Dear Reader,
My latest translation, the Spanish version of Tula.
Clara Bow’s fifty-third movie was Her Wedding Night, produced between July 24 and August 15, 1930, and released on September 18, 1930. Clara played Norma Martin in a racy comedy about a young woman with a hyperactive love life.
Once again, Clara was playing a version of herself, and the fan magazines were not impressed. Suddenly, they’d discovered morality and were not happy with Clara’s personal life.
Photoplay climbed into the pulpit with this editorial: “She disregards all laws of convention and hopes to get away with it. She has no regard whatsoever for public opinion. Clara, we are afraid you are on a toboggan!”
Despite the bad press, Her Wedding Night was a great success. Despite the scandals, Clara Bow was still Hollywood’s #1 draw.
A Hollywood Murder
At 7:30 am on Thursday, 2 February 1922, Henry Peavey walked through the affluent neighbourhood of Westlake, Los Angeles towards a bungalow in the Alvarado Court Apartments. His destination was 404-B South Alvarado Street, the home of his master and employer, movie director William Desmond Taylor. Peavey opened the door and screamed – at some point during the previous twelve hours someone had shot Taylor; the movie director was dead.
The murderer had shot Taylor with a .38 calibre pistol. The bullet had entered his body low on the left side, travelled through his lung before reaching his neck. The trajectory of the bullet suggested that the murderer had been either around five feet tall, stooped in a crouched position, laying on the floor, or holding the gun at an unusual angle.
Taylor’s valet, Henry Peavey (pictured below), had a penchant for wearing outlandish clothing and talking in an affected manner. Three days before the murder, Peavey was arrested for “social vagrancy” and charged with being “lewd and dissolute” while ingratiating himself to young men.
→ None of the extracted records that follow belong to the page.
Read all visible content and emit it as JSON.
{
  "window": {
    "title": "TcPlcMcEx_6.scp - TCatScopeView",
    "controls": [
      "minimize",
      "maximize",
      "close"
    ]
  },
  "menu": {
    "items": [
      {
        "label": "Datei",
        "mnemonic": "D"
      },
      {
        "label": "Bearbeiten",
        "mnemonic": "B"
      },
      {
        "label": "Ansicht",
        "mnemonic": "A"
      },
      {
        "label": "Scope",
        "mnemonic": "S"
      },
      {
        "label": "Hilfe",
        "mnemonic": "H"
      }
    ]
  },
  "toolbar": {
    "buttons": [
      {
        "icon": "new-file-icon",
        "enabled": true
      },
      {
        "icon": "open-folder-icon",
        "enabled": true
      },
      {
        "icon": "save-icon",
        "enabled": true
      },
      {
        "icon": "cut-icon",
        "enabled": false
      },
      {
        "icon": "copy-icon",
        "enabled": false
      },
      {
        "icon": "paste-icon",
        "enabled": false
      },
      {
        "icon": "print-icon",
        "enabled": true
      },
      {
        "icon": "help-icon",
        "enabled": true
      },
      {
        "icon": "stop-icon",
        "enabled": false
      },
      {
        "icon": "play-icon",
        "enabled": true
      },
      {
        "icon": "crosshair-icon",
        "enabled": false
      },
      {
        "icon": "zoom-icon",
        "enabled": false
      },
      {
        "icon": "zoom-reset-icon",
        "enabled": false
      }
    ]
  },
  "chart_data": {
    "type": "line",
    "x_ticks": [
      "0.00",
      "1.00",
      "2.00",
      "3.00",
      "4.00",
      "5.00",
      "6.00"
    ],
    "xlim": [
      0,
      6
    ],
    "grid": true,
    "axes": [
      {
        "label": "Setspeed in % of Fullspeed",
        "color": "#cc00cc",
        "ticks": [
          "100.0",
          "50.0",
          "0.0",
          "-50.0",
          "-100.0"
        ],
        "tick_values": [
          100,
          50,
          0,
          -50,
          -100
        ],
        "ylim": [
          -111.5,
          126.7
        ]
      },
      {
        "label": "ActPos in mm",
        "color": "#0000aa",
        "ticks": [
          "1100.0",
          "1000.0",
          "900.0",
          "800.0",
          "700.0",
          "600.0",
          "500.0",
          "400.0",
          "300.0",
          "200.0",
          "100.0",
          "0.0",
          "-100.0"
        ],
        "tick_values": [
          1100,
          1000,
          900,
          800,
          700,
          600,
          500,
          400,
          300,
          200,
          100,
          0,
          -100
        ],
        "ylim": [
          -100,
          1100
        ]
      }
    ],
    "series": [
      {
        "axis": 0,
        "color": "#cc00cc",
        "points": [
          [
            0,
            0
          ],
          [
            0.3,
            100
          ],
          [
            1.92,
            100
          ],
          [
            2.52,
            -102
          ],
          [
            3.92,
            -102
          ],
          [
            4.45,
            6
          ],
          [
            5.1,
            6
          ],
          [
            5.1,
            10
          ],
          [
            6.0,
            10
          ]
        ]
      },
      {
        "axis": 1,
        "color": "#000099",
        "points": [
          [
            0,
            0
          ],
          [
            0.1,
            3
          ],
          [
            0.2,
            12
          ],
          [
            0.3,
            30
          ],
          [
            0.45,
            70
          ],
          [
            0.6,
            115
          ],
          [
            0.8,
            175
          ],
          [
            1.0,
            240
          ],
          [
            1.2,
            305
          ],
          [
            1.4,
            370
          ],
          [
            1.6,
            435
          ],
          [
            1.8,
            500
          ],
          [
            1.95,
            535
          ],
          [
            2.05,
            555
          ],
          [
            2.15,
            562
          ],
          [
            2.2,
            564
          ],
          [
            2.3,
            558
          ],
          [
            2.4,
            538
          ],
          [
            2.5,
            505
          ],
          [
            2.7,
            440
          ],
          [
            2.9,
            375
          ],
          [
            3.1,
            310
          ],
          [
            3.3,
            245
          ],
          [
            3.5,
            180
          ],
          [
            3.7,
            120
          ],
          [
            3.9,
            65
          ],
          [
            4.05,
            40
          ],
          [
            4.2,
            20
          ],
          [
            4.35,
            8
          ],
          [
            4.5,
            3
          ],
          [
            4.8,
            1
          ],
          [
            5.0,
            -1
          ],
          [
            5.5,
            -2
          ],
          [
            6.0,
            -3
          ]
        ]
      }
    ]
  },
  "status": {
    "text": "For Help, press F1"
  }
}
In 1931, he died in a San Francisco asylum where he had been hospitalized for syphilis-related dementia. One is tempted to ask, why did Taylor employ such a dubious character as his most trusted servant? Hopefully, the answer to that question will present itself as this series of articles unfolds.
The police interviewed Henry Peavey, but never seriously considered him as a suspect. At that stage in Los Angeles a curfew was in place for people of colour, enforced at 8pm, and Peavey was on his way home before the murder was committed.
As the investigation unfolded, Peavey accused actress Mabel Normand of the murder, and I will consider the case against her next time.
*****
Columbo
Season One, Episode Three: “Dead Weight”. Eddie Albert starred as the murderer while Suzanne Pleshette (pictured) featured as an unreliable witness.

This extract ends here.